Oddbean new post about login | logout Adding the client tag does not really change the security or privacy too much. IMO Almost all clients have a distinct way they construct events (order of tags, supporting hashtags, mention tagging, etc) so it wouldn't be to difficult to fingerprint events and guess what client constructed them. We kind of already do this in the nostrability repo when trying to figure out what client created bad or incompatible events I made it opt-out because it wouldn't be very effective if every user had to go digging in the settings to turn it on. and as I said above it does not change much for privacy
Although it could also be a "accept cookies" like thing. so when the user first loads the app it asks them if they want to tell other users they are using it... 🤔
I think it's a setting in Coracle, if I remember correctly.
yeah it has been a setting, opt in, for a long time in #coracle it should be opt in also as nostr:nprofile1qythwumn8ghj7un9d3shjtnwdaehgu3wvfskuep0qywhwumn8ghj7mn0wd68ytnzd96xxmmfdejhytnnda3kjctv9uq3wamnwvaz7tmjv4kxz7fwwpexjmtpdshxuet59uqsuamnwvaz7tmwdaejumr0dshszymhwden5te0wp6hyurvv4cxzeewv4ej7qgewaehxw309aex2mrp0yh8xmn0wf6zuum0vd5kzmp0qy2hwumn8ghj7mn0wd68ytn00p68ytnyv4mz7qpqqdjn8j4gwgmkj3k5un775nq6q3q7mguv5tvajstmkdsqdja2havqwss8ym points out, client devs need to do more to make their event constructions more uniform there is also security concerns related to this especially when clients get DMs working properly and exploits start appearing for snarfing metadata from relay users (actual seen times of events, user activity periods and timezone estimation etc) anyhow, i can understand the hostility towards opt-out telemetry, the number of times i see this in server apps being targeted at devs it's getting quite alarming how normalized this spy shit is becoming just say no to spyware!
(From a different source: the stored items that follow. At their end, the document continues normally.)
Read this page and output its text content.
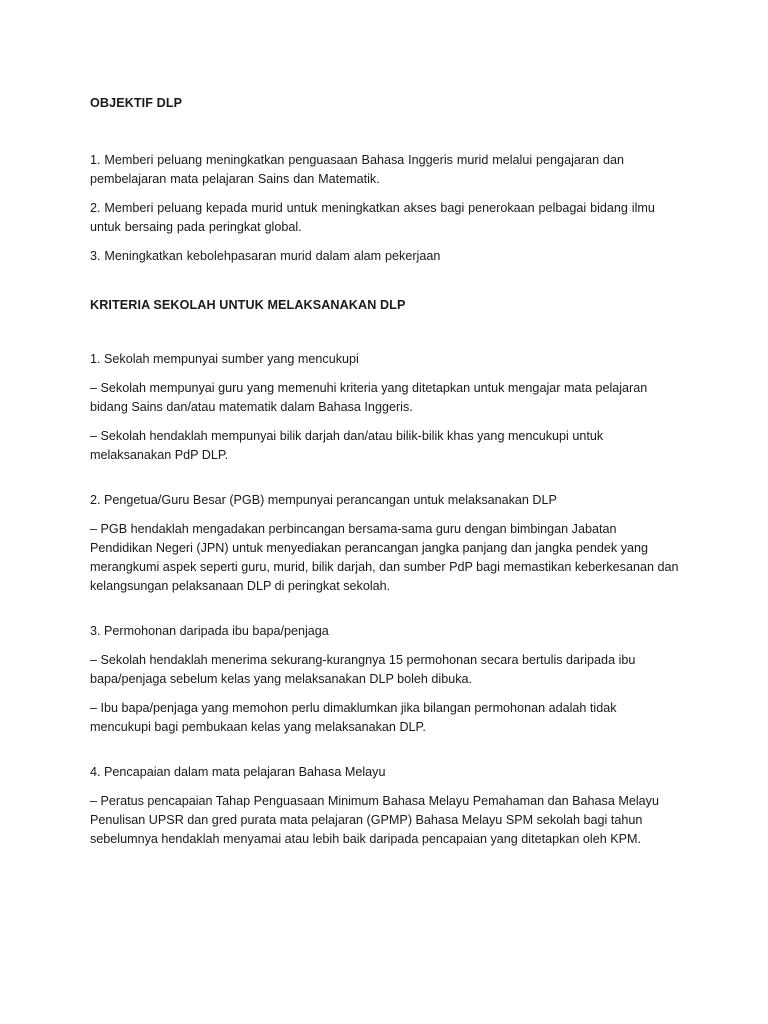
OBJEKTIF DLP

1. Memberi peluang meningkatkan penguasaan Bahasa Inggeris murid melalui pengajaran dan pembelajaran mata pelajaran Sains dan Matematik.

2. Memberi peluang kepada murid untuk meningkatkan akses bagi penerokaan pelbagai bidang ilmu untuk bersaing pada peringkat global.

3. Meningkatkan kebolehpasaran murid dalam alam pekerjaan

KRITERIA SEKOLAH UNTUK MELAKSANAKAN DLP

1. Sekolah mempunyai sumber yang mencukupi

– Sekolah mempunyai guru yang memenuhi kriteria yang ditetapkan untuk mengajar mata pelajaran bidang Sains dan/atau matematik dalam Bahasa Inggeris.

– Sekolah hendaklah mempunyai bilik darjah dan/atau bilik-bilik khas yang mencukupi untuk melaksanakan PdP DLP.

2. Pengetua/Guru Besar (PGB) mempunyai perancangan untuk melaksanakan DLP

– PGB hendaklah mengadakan perbincangan bersama-sama guru dengan bimbingan Jabatan Pendidikan Negeri (JPN) untuk menyediakan perancangan jangka panjang dan jangka pendek yang merangkumi aspek seperti guru, murid, bilik darjah, dan sumber PdP bagi memastikan keberkesanan dan kelangsungan pelaksanaan DLP di peringkat sekolah.

3. Permohonan daripada ibu bapa/penjaga

– Sekolah hendaklah menerima sekurang-kurangnya 15 permohonan secara bertulis daripada ibu bapa/penjaga sebelum kelas yang melaksanakan DLP boleh dibuka.

– Ibu bapa/penjaga yang memohon perlu dimaklumkan jika bilangan permohonan adalah tidak mencukupi bagi pembukaan kelas yang melaksanakan DLP.

4. Pencapaian dalam mata pelajaran Bahasa Melayu

– Peratus pencapaian Tahap Penguasaan Minimum Bahasa Melayu Pemahaman dan Bahasa Melayu Penulisan UPSR dan gred purata mata pelajaran (GPMP) Bahasa Melayu SPM sekolah bagi tahun sebelumnya hendaklah menyamai atau lebih baik daripada pencapaian yang ditetapkan oleh KPM.
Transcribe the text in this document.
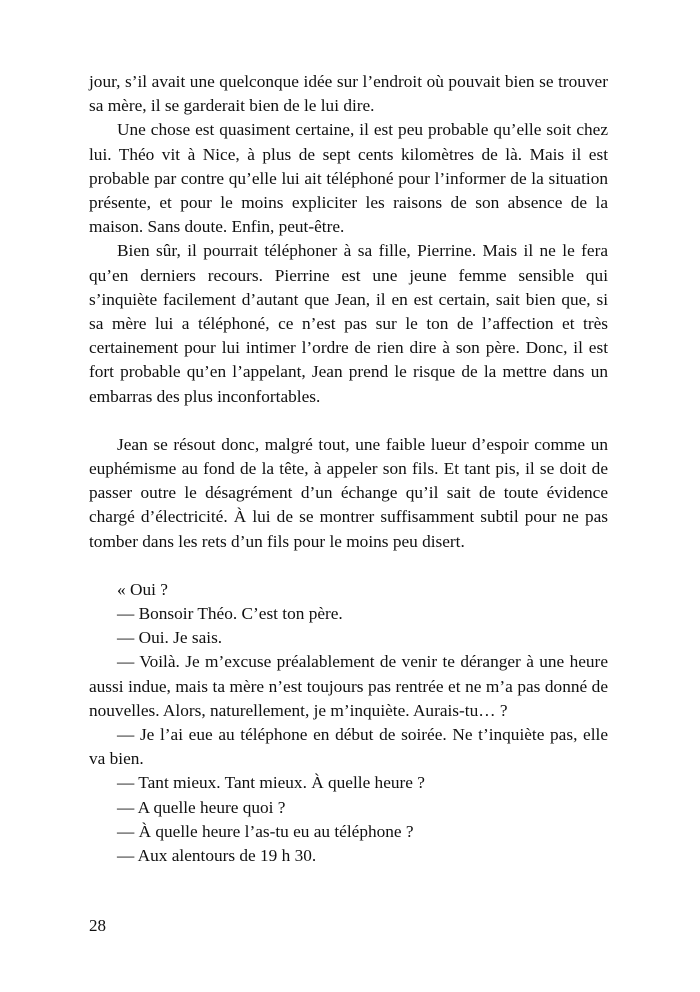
jour, s’il avait une quelconque idée sur l’endroit où pouvait bien se trouver sa mère, il se garderait bien de le lui dire.

Une chose est quasiment certaine, il est peu probable qu’elle soit chez lui. Théo vit à Nice, à plus de sept cents kilomètres de là. Mais il est probable par contre qu’elle lui ait téléphoné pour l’informer de la situation présente, et pour le moins expliciter les raisons de son absence de la maison. Sans doute. Enfin, peut-être.

Bien sûr, il pourrait téléphoner à sa fille, Pierrine. Mais il ne le fera qu’en derniers recours. Pierrine est une jeune femme sensible qui s’inquiète facilement d’autant que Jean, il en est certain, sait bien que, si sa mère lui a téléphoné, ce n’est pas sur le ton de l’affection et très certainement pour lui intimer l’ordre de rien dire à son père. Donc, il est fort probable qu’en l’appelant, Jean prend le risque de la mettre dans un embarras des plus inconfortables.

Jean se résout donc, malgré tout, une faible lueur d’espoir comme un euphémisme au fond de la tête, à appeler son fils. Et tant pis, il se doit de passer outre le désagrément d’un échange qu’il sait de toute évidence chargé d’électricité. À lui de se montrer suffisamment subtil pour ne pas tomber dans les rets d’un fils pour le moins peu disert.

« Oui ?

— Bonsoir Théo. C’est ton père.

— Oui. Je sais.

— Voilà. Je m’excuse préalablement de venir te déranger à une heure aussi indue, mais ta mère n’est toujours pas rentrée et ne m’a pas donné de nouvelles. Alors, naturellement, je m’inquiète. Aurais-tu… ?

— Je l’ai eue au téléphone en début de soirée. Ne t’inquiète pas, elle va bien.

— Tant mieux. Tant mieux. À quelle heure ?

— A quelle heure quoi ?

— À quelle heure l’as-tu eu au téléphone ?

— Aux alentours de 19 h 30.

28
I don't think it's anyones business what client I used to create notes. If I want to advertise your client I should be able to turn it on. On by default is a big no from me, sorry. Anything my client appends to my notes without my permission is too much imo. Tags are generally not user-facing. To be clear, I have been very against this for a really long time, but I'm a nostr nobody. I've had it on the roadmap for my signer since the spec introduced it. https://github.com/VnUgE/NVault?tab=readme-ov-file#extension
This is the thing. It's additional info in the events. Don't know if a normie user would understand that. And what about niche clients for a subset of users tagging the events? Very easy to track them.
I mean... There may be some.... interesting clients, eventually.
If you go from client to client, it's similar to a browsing history.
Sure I could see you swapping from desktop to mobile and so on
Or from some furry dating client to the interracial porn client to the Mormon homemaking client. LOL I mean, okay, obviously switch npubs, but still.
I think any client that injects non-critical tags into events by DEFAULT is wrong. Build a better UX that enables users to understand their purpose. I will continue to build tools that enable hard-core users to strip these tags before signing. Client's can break this if they want, but I hope they choose to accept the signed result as authoritative.
Agreed. I prefer relying on things that are very obviously public (zaps, replies, shares, ...) for discovery/recommendations.